McGowan has spent over thirty years working in Tasmania in the cultural heritage management sector. More specifically for Heritage Tasmania, the Parks and Wildlife Service, the Tasmanian Museum and Art Gallery and in private practice. She joined the executive committee of the International Council on Monuments and Sites (ICOMOS) in February 2010, having previously served on the Tasmanian Heritage Council and is also a member of the Australasian Society for Historical Archaeology, the National Trust of Australia (TAS) and Cultural Heritage Practitioners of Tasmania.[1]
She has spoken directly to the gaps in legislation regarding consultation, involvement, and representation of aboriginal communities.[2] Her paper titled “Background to Changing Cultural Heritage Legislation in Tasmania” clearly and methodically covers the National Parks and Wildlife Act of 1970, Aboriginal Relics Act of 1975, and the Forestry Act of 1920, to name a few, revealing the imbalance in representation on each committee. McGowan brings to our attention that out of the twelve members under the National Parks and Wildlife Act only one representative is allocated historic structures, history, and anthropology while others are natural science based, and out of five on the Aboriginal Relics Advisory Council one member was a representative of Aboriginal interests while the rest were academic.[3]
Risdon Cove, Tasmania is historically recognized as the initial site of Hobart, the capital of Tasmania.[4] Risdon Cove was established as a military base of the New South Wales military forces in September 1803, in order to prevent French explorers and militant forces from gaining access to settlement on Tasmania.[5] This site is primarily remembered for the massacre of aboriginal people on 3 May 1804 by British forces. Risdon Cove was abandoned in July 1804.[6]
Angela Gowan excavated the site of Risdon Cove. After the abandonment of the site, the area had remained in its pre-industrialized state when McGowan conducted the excavations. McGowan discovered twenty-nine archaeological features on the site, but she determined there to be only six key features dating back to the initial settlement of 1803. Features made out of stone were the only ones structurally sound enough to last two hundred years. The six key features are as follows: "the storehouse, the storekeeper's house, the Governor's new house, Mountgarrett's house, a hut platform, and an enclosed clearing". Of the six items determined to be dated back to 1803, the storehouse, the Governor's new house, and the Mountgarett's house provide the most information on the building patterns and culture of the first settlement.[6]
The storehouse was an essential part of the initial settlement, because it displayed an intention of residing on the settlement for an extended amount of time. The Governor's new house, due to the high status of Lieutenant John Bowen, was intended to be the "largest and most dominant building of the settlement." McGowan's excavation revealed the house to have never been completed. In terms of the Mountgarett's house, McGowan determined the house to be built for the naval surgeon, and it was the first residential building to have been built on the settlement.[6]
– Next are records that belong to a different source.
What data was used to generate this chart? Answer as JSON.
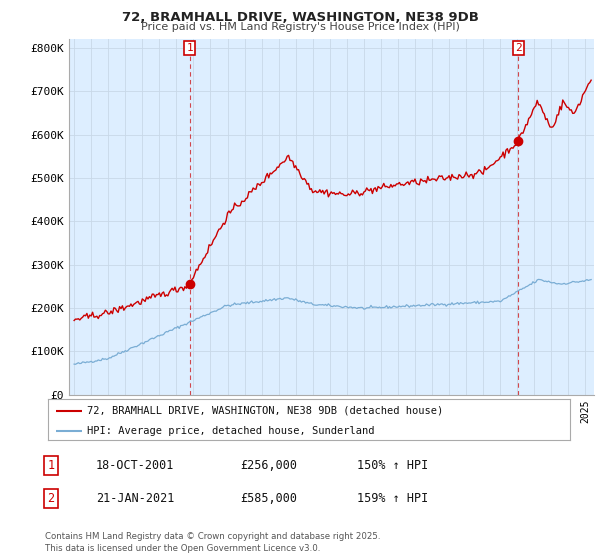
{
  "title": "72, BRAMHALL DRIVE, WASHINGTON, NE38 9DB",
  "subtitle": "Price paid vs. HM Land Registry's House Price Index (HPI)",
  "ylabel_ticks": [
    "£0",
    "£100K",
    "£200K",
    "£300K",
    "£400K",
    "£500K",
    "£600K",
    "£700K",
    "£800K"
  ],
  "ytick_values": [
    0,
    100000,
    200000,
    300000,
    400000,
    500000,
    600000,
    700000,
    800000
  ],
  "ylim": [
    0,
    820000
  ],
  "xlim_start": 1994.7,
  "xlim_end": 2025.5,
  "line1_color": "#cc0000",
  "line2_color": "#7aadd4",
  "sale1_x": 2001.79,
  "sale1_y": 256000,
  "sale2_x": 2021.05,
  "sale2_y": 585000,
  "legend_line1": "72, BRAMHALL DRIVE, WASHINGTON, NE38 9DB (detached house)",
  "legend_line2": "HPI: Average price, detached house, Sunderland",
  "table_row1": [
    "1",
    "18-OCT-2001",
    "£256,000",
    "150% ↑ HPI"
  ],
  "table_row2": [
    "2",
    "21-JAN-2021",
    "£585,000",
    "159% ↑ HPI"
  ],
  "footnote": "Contains HM Land Registry data © Crown copyright and database right 2025.\nThis data is licensed under the Open Government Licence v3.0.",
  "grid_color": "#c8d8e8",
  "plot_bg_color": "#ddeeff",
  "background_color": "#ffffff"
}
This was a long-term study done into human activity during the late Pleistocene era in the Denison River Valley. McGowan, along with a team of other archaeologists, was able to find 23 different rock shelters across the valley. In order to determine if humans had once lived in these rock shelters, the team would look on the walls for paintings and the floors for artifacts. If nothing was discovered then they would create speed pits, which are holes dug into the ground that are less than 15 cm wide. Six of these rock shelters, as well as one location in the open, showed evidence of human activity. Two of these sites were excavated in detail to determine the extent of human activity. In total from all of these sites, they found 218 artifacts that are greater than 0.5 cm in size. This provided extensive information about stone artifact technology and how it related to human activity throughout the late Pleistocene era.[7] [8]
One excavation that Angela McGowan has worked on are the sealer sites on Heard Island. She worked on this site in 1986 and 1987. The main reason that she wanted to shine a spotlight here is because the archaeological information at this site is being threatened by the wildlife and erosion of the coastline. This site gives a very unique perspective into the lives of European sealers in the 19th century, and so she wanted to save all of this information. She excavated the sites that were the most damaged sites first so that they could get the most data as possible.[9] [10] [11]
The Kerry Lodge Convict project[12] is located near Laucenston, Tasmania and is the site of a 19th-century British penal colony. McGowan was part of a small team made up of archaeologists, surveyors, and curators who invested time uncovering details of the relatively unknown site, their interests lay in the archaeology of incarceration and unfree labor.[13] The main focus of the project is to excavate and analyze the "remains of a collapsed stone structure associated with the convict probation station."